それは着々と進んでいく世界の風景の中で、ヘイロー破壊爆弾ではなく手榴弾を投擲した事で分かる。

 

「俺の所のセイアとこっちのセイアじゃ、どん詰まりの状況に対しての認識が違う。死に戻りを知ってるか否か──それで、こんだけ変わる」

 

「分かっちゃいたが、アズサがトリニティに転校したのも初めからセイアを消すために……っでも、アズサはセイアに逃げて欲しそうで…」

 

部屋から逃げたアズサは、作戦の成功という嘘をガスマスク仲間に伝え闇に消える。セイアはミネに救出され、これで凡そ内戦開始前の初期盤面。

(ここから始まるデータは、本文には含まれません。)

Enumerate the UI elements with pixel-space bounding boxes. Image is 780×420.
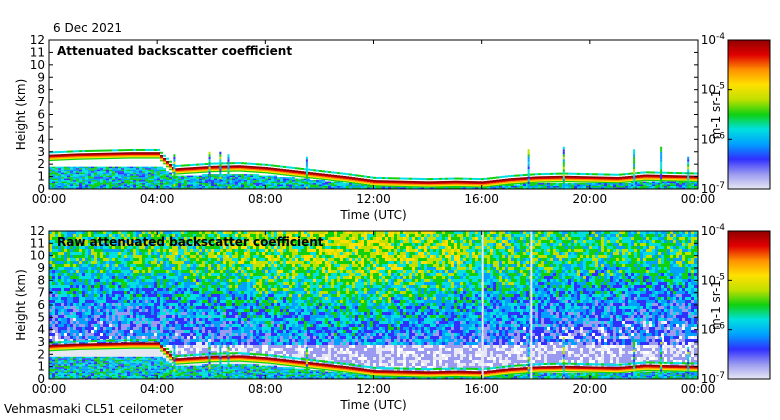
y-tick-label: 6 [37,298,45,312]
colorbar-tick-label: 10-4 [701,32,726,47]
exponent: -5 [716,82,725,92]
y-tick-label: 5 [37,120,45,134]
instrument-footer: Vehmasmaki CL51 ceilometer [4,402,183,416]
exponent: -6 [716,322,725,332]
y-tick-label: 0 [37,182,45,196]
x-tick-label: 04:00 [140,382,175,396]
y-tick-label: 2 [37,157,45,171]
colorbar-label: m-1 sr-1 [709,280,723,330]
y-tick-label: 4 [37,132,45,146]
x-tick-label: 04:00 [140,192,175,206]
x-tick-label: 08:00 [248,192,283,206]
colorbar-tick-label: 10-4 [701,223,726,238]
backscatter-field [49,231,698,379]
x-tick-label: 00:00 [32,192,67,206]
colorbar-tick-label: 10-7 [701,181,725,196]
y-axis-label: Height (km) [14,269,28,340]
exponent: -7 [716,181,725,191]
y-tick-label: 2 [37,347,45,361]
x-tick-label: 08:00 [248,382,283,396]
x-tick-label: 00:00 [32,382,67,396]
x-tick-label: 00:00 [681,382,716,396]
y-tick-label: 5 [37,310,45,324]
y-tick-label: 8 [37,273,45,287]
x-tick-label: 20:00 [573,192,608,206]
y-tick-label: 9 [37,70,45,84]
colorbar: 10-710-610-510-4m-1 sr-1 [701,32,771,196]
x-tick-label: 00:00 [681,192,716,206]
y-tick-label: 0 [37,372,45,386]
y-tick-label: 4 [37,323,45,337]
y-tick-label: 3 [37,335,45,349]
exponent: -4 [716,223,725,233]
x-tick-label: 16:00 [464,192,499,206]
y-axis-label: Height (km) [14,79,28,150]
exponent: -5 [716,272,725,282]
x-axis-label: Time (UTC) [339,398,406,412]
y-tick-label: 12 [30,224,45,238]
x-tick-label: 12:00 [356,192,391,206]
exponent: -7 [716,371,725,381]
y-tick-label: 7 [37,286,45,300]
exponent: -4 [716,32,725,42]
x-tick-label: 16:00 [464,382,499,396]
exponent: -6 [716,131,725,141]
panel-title: Raw attenuated backscatter coefficient [57,235,324,249]
y-tick-label: 7 [37,95,45,109]
colorbar-tick-label: 10-7 [701,371,725,386]
x-tick-label: 12:00 [356,382,391,396]
x-tick-label: 20:00 [573,382,608,396]
backscatter-field [49,146,698,189]
y-tick-label: 10 [30,58,45,72]
y-tick-label: 8 [37,83,45,97]
colorbar-label: m-1 sr-1 [709,90,723,140]
x-axis-label: Time (UTC) [339,208,406,222]
y-tick-label: 9 [37,261,45,275]
colorbar-scale [727,39,771,190]
y-tick-label: 1 [37,360,45,374]
date-label: 6 Dec 2021 [53,21,123,35]
y-tick-label: 10 [30,249,45,263]
panel-title: Attenuated backscatter coefficient [57,44,292,58]
colorbar-scale [727,230,771,380]
y-tick-label: 3 [37,145,45,159]
y-tick-label: 11 [30,45,45,59]
y-tick-label: 12 [30,33,45,47]
y-tick-label: 6 [37,108,45,122]
y-tick-label: 1 [37,170,45,184]
colorbar: 10-710-610-510-4m-1 sr-1 [701,223,771,386]
y-tick-label: 11 [30,236,45,250]
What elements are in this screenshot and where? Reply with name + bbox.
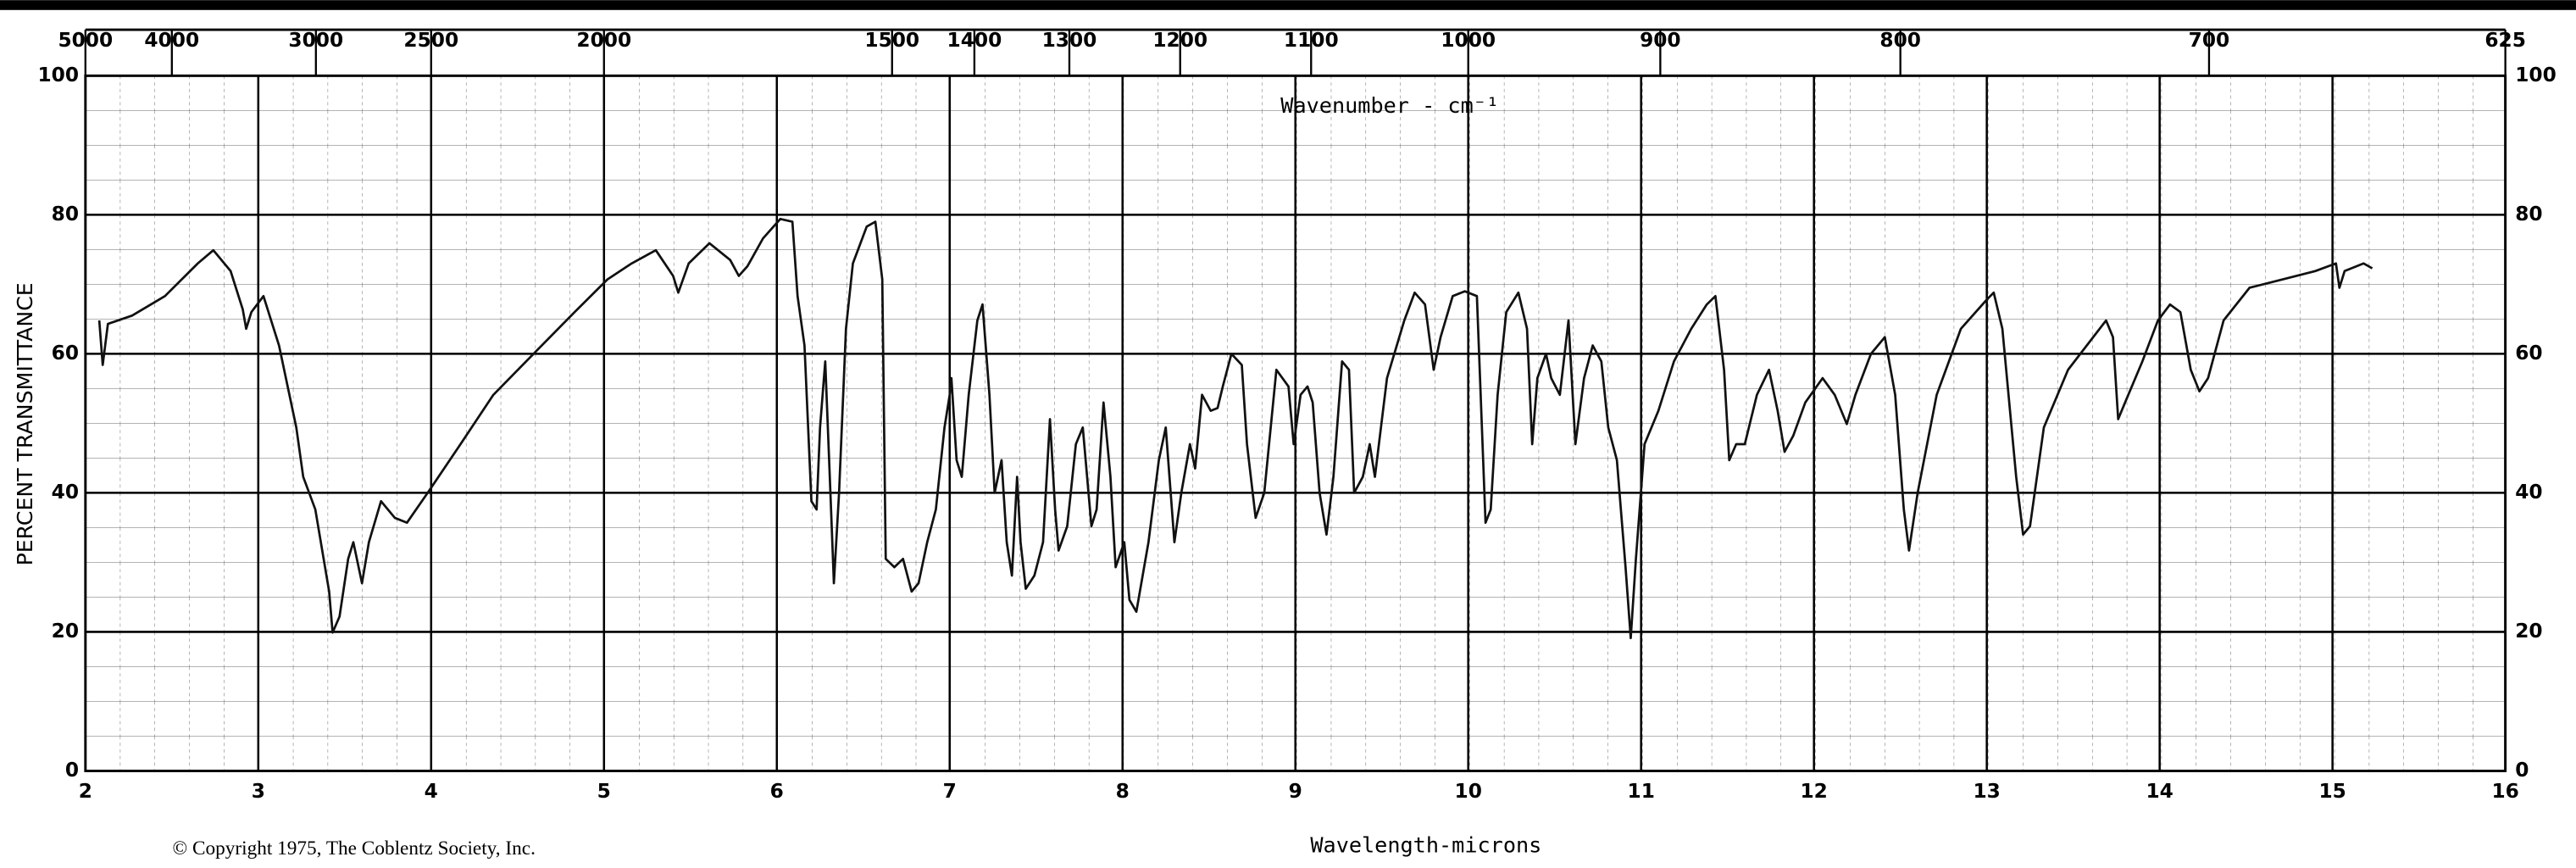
top-tick-label: 2000 xyxy=(576,29,631,52)
top-tick-label: 900 xyxy=(1640,29,1681,52)
spectrum-line xyxy=(97,217,2373,640)
y-tick-label-right: 80 xyxy=(2515,203,2542,225)
y-tick-label: 20 xyxy=(52,620,79,643)
x-tick-label: 4 xyxy=(425,780,438,803)
top-tick-label: 1500 xyxy=(864,29,919,52)
top-tick-label: 5000 xyxy=(58,29,113,52)
y-tick-label-right: 20 xyxy=(2515,620,2542,643)
top-tick-label: 2500 xyxy=(403,29,458,52)
top-tick-label: 4000 xyxy=(144,29,199,52)
top-tick-label: 1200 xyxy=(1152,29,1208,52)
y-axis-title: PERCENT TRANSMITTANCE xyxy=(13,282,37,565)
x-tick-label: 15 xyxy=(2318,780,2346,803)
top-tick-label: 1100 xyxy=(1284,29,1339,52)
y-tick-label-right: 100 xyxy=(2515,64,2557,86)
top-tick-label: 800 xyxy=(1879,29,1921,52)
x-tick-label: 7 xyxy=(943,780,957,803)
y-tick-label: 40 xyxy=(52,481,79,504)
y-tick-label-right: 40 xyxy=(2515,481,2542,504)
x-tick-label: 9 xyxy=(1289,780,1302,803)
top-tick-label: 700 xyxy=(2189,29,2230,52)
x-tick-label: 16 xyxy=(2491,780,2518,803)
x-tick-label: 11 xyxy=(1628,780,1655,803)
y-tick-label: 100 xyxy=(38,64,80,86)
top-tick-label: 1400 xyxy=(947,29,1002,52)
y-tick-label-right: 60 xyxy=(2515,342,2542,364)
top-tick-label: 3000 xyxy=(288,29,343,52)
x-tick-label: 14 xyxy=(2146,780,2173,803)
x-tick-label: 6 xyxy=(770,780,784,803)
y-tick-label: 60 xyxy=(52,342,79,364)
x-tick-label: 12 xyxy=(1801,780,1828,803)
top-tick-label: 1000 xyxy=(1441,29,1496,52)
x-tick-label: 8 xyxy=(1116,780,1130,803)
top-bar xyxy=(0,0,2576,10)
x-tick-label: 5 xyxy=(597,780,611,803)
y-tick-label: 80 xyxy=(52,203,79,225)
x-tick-label: 13 xyxy=(1973,780,2000,803)
top-axis-title: Wavenumber - cm⁻¹ xyxy=(1280,93,1499,118)
y-tick-label: 0 xyxy=(65,759,79,782)
copyright: © Copyright 1975, The Coblentz Society, … xyxy=(173,837,536,860)
top-tick-label: 1300 xyxy=(1042,29,1097,52)
x-tick-label: 10 xyxy=(1455,780,1482,803)
x-axis-title: Wavelength-microns xyxy=(1310,833,1541,858)
y-tick-label-right: 0 xyxy=(2515,759,2529,782)
top-tick-label: 625 xyxy=(2484,29,2526,52)
x-tick-label: 2 xyxy=(79,780,92,803)
x-tick-label: 3 xyxy=(252,780,265,803)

この後に作成された補習授業部にアズサと、そして先生は放り込まれる。ならば補習授業部が作成された意図は薄らと見えてきた。

 

白洲アズサを捕らえる檻、ナギサの考えが何であれ主軸となるのは──。

 

「セイアを襲撃した容疑者探し」

 

「ヒフミの成績不振はブラックマーケットにグッズを買いに出かけてたからで、アズサはアリウス関係者、ハナコは…確か深夜の不審行為。下調べが済んでるなら、全員怪しく見える」

 

「コハルはシンプルに、補習授業部が正しく補習授業部としてのていを保つ為か?アズサは分からねぇけど、あの二人がテストに苦戦する姿が思いつかない。すんなりと抜けられたら困る」

 

やはり実際に答えを音にして聞く必要がある。

状況が変わらないのであれば、スバルが念じるだけで世界の形は変わる筈だが、

 

「──。変わんねぇ、何をどうすりゃいいんだ。無体を働くにしても程が」

 

「そんな事!いつ!私が頼んだかな…!」

 

「ぉ」

 

耳をつんざく怒鳴り声。ぐるぐると血液と共に疑問を脳で回している内に、劇の光景は次の悲劇を映し出す。

ガスマスクを付けた生徒と、聖園ミカの会談だ。

 

「もう、いい。下がって」

 

「ですが」

 

「──言う事の聞けないワンちゃんの末路って、知ってる?」

 

「…っ、はい」

 

ミカの殺気に気おされて、アリウスの生徒はその場を去る。

現実を受け止め切れず、今にも爆発してしまいそうなミカを残し、彼女は少ししてうずくまる。

 

「……私がホストになるにはセイアちゃんは邪魔だった」

 

「邪魔だった。邪魔だもん、小うるさいし、案は受け取らないし、頑固だし」

 

「うん。邪魔だったの」

 

「だから、もういい」

 

この会話と先程の展開とを結びつけるのならば、なんとも残酷な事実が見えてくる。そして同時に、すれ違った道がどんどん離れていくのを。

 

「────」

 

セイア襲撃を命じたのは、聖園ミカ。

ならばナギサは、容疑者探しの労力一つ報われず、そして聖園ミカは落ちない偽りの赤色に両手を染めそして、

 

「アリウスの一人勝ち…!」

 

──本来トリニティ学園が歩む運命の形が、見えてきた。